How to calculate RSA's additional private key parameters from P and Q?

Question

When reading an RSA private key blob, which lacks several RSA parameters (DP, DQ, InverseQ, D), how can I calculate these missing parameters from those that are supplied? I've read that it's possible to calculate these from P and Q which are supplied, but I don't know how to calculate them.

When importing this key, I get errors when trying to use the private key claiming the data isn't there (of course P and Q are supplied though).

I need to be able to do this on multiple platforms, so I'm afraid that puts me in the camp of needing to own the actual code to calculate them.

In C#

Answer 1

Here is the C# code that can construct a full set of RSAParameters from P, Q, and the public key data. We assume that the parameters to this method are big-endian (as is RSAParameters).
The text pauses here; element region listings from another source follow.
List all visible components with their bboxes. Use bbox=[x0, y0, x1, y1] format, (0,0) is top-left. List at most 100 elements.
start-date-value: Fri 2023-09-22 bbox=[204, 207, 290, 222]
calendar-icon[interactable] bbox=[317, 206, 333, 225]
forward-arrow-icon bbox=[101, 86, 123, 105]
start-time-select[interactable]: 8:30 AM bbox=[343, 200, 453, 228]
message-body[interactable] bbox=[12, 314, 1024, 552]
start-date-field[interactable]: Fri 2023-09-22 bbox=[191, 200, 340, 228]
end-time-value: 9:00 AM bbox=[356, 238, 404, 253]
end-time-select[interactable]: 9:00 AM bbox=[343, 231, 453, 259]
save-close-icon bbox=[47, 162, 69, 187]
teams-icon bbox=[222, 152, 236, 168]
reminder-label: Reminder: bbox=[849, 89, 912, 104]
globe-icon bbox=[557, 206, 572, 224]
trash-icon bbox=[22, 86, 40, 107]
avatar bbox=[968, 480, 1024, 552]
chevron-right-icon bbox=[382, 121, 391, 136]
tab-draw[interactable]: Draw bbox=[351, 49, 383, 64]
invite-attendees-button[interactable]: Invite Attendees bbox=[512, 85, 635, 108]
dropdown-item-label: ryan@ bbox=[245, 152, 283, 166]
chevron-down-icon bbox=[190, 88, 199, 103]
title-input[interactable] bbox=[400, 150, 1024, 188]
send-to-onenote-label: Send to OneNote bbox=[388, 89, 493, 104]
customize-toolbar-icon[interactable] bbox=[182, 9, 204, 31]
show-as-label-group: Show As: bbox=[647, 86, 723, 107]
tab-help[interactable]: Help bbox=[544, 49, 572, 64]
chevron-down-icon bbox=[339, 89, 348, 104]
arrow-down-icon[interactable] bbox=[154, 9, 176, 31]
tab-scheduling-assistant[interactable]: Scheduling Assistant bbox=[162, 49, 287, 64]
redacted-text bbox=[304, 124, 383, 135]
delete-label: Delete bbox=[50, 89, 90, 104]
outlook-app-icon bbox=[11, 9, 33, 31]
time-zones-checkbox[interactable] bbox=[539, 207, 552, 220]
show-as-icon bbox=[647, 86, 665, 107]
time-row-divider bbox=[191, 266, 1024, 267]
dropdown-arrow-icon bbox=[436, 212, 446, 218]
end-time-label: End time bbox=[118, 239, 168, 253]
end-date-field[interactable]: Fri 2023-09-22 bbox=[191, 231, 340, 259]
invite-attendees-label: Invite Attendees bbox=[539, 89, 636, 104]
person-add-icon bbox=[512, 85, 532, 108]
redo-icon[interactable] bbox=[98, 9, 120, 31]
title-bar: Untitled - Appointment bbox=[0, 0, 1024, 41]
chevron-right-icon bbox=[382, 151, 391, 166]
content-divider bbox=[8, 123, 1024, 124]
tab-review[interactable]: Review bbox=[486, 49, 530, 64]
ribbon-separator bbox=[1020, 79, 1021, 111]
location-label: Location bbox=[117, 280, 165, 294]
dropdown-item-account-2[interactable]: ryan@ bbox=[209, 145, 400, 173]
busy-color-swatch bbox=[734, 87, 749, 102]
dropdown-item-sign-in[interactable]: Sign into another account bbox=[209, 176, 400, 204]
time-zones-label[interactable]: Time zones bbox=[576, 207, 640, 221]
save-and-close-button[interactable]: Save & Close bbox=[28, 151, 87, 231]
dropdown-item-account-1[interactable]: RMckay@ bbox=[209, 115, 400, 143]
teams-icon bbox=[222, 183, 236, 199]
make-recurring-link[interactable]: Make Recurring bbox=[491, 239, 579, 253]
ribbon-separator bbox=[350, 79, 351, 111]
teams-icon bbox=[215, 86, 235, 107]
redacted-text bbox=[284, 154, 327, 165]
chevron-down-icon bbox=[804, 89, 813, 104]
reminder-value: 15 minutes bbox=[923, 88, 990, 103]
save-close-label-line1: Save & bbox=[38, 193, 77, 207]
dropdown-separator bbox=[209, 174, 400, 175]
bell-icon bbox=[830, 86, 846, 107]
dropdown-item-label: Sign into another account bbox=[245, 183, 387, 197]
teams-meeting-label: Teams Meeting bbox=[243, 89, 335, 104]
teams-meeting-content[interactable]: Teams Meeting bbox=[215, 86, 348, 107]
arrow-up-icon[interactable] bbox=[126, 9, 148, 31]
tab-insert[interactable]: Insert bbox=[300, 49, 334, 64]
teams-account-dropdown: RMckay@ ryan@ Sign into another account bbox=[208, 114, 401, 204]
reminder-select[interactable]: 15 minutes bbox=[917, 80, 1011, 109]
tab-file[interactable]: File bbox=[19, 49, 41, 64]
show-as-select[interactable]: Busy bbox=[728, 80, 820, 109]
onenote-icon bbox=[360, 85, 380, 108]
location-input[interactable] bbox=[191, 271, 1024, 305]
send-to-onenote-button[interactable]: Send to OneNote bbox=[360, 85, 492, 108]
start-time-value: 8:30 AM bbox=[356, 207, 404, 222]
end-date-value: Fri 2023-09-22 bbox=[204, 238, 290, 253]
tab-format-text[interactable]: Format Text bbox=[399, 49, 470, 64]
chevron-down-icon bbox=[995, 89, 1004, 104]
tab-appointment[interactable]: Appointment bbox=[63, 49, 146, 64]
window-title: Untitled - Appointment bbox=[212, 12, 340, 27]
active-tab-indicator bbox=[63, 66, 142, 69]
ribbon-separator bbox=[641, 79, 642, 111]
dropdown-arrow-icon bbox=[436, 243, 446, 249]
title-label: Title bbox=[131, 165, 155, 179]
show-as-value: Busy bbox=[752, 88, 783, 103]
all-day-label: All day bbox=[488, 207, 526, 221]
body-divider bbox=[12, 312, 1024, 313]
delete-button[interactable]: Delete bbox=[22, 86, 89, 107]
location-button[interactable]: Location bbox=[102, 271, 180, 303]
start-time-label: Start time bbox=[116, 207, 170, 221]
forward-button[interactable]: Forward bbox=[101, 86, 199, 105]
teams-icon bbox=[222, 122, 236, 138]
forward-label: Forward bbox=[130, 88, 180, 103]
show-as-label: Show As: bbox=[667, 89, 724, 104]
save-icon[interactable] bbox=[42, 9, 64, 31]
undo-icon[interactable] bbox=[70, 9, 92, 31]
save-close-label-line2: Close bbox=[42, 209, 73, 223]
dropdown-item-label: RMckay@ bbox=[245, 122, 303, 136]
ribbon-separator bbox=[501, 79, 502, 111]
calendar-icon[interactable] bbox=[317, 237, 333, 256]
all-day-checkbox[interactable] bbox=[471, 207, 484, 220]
private static RSAParameters Create(byte[] p, byte[] q, byte[] exponent, byte[] modulus)
{
    var addlParameters = GetFullPrivateParameters(
        p: new BigInteger(CopyAndReverse(p)),
        q: new BigInteger(CopyAndReverse(q)),
        e: new BigInteger(CopyAndReverse(exponent)),
        modulus: new BigInteger(CopyAndReverse(modulus)));

    return new RSAParameters
    {
        P = p,
        Q = q,
        Exponent = exponent,
        Modulus = modulus,
        D = addlParameters.D,
        DP = addlParameters.DP,
        DQ = addlParameters.DQ,
        InverseQ = addlParameters.InverseQ,
    };
}

private static RSAParameters GetFullPrivateParameters(BigInteger p, BigInteger q, BigInteger e, BigInteger modulus)
{
    var n = p * q;
    var phiOfN = n - p - q + 1; // OR: (p - 1) * (q - 1);

    var d = ModInverse(e, phiOfN);
    Assert.Equal(1, (d * e) % phiOfN);

    var dp = d % (p - 1);
    var dq = d % (q - 1);

    var qInv = ModInverse(q, p);
    //Assert.Equal(1, (qInv * q) % p);

    return new RSAParameters
    {
        D = CopyAndReverse(d.ToByteArray()),
        DP = CopyAndReverse(dp.ToByteArray()),
        DQ = CopyAndReverse(dq.ToByteArray()),
        InverseQ = CopyAndReverse(qInv.ToByteArray()),
    };
}


/// <summary>
/// Calculates the modular multiplicative inverse of <paramref name="a"/> modulo <paramref name="m"/>
/// using the extended Euclidean algorithm.
/// </summary>
/// <remarks>
/// This implementation comes from the pseudocode defining the inverse(a, n) function at
/// https://en.wikipedia.org/wiki/Extended_Euclidean_algorithm
/// </remarks>
public static BigInteger ModInverse(BigInteger a, BigInteger n)
{
    BigInteger t = 0, nt = 1, r = n, nr = a;

    if (n < 0)
    {
        n = -n;
    }

    if (a < 0)
    {
        a = n - (-a % n);
    }

    while (nr != 0)
    {
        var quot = r / nr;

        var tmp = nt; nt = t - quot * nt; t = tmp;
        tmp = nr; nr = r - quot * nr; r = tmp;
    }

    if (r > 1) throw new ArgumentException(nameof(a) + " is not convertible.");
    if (t < 0) t = t + n;
    return t;
}

private static byte[] CopyAndReverse(byte[] data)
{
    byte[] reversed = new byte[data.Length];
    Array.Copy(data, 0, reversed, 0, data.Length);
    Array.Reverse(reversed);
    return reversed;
}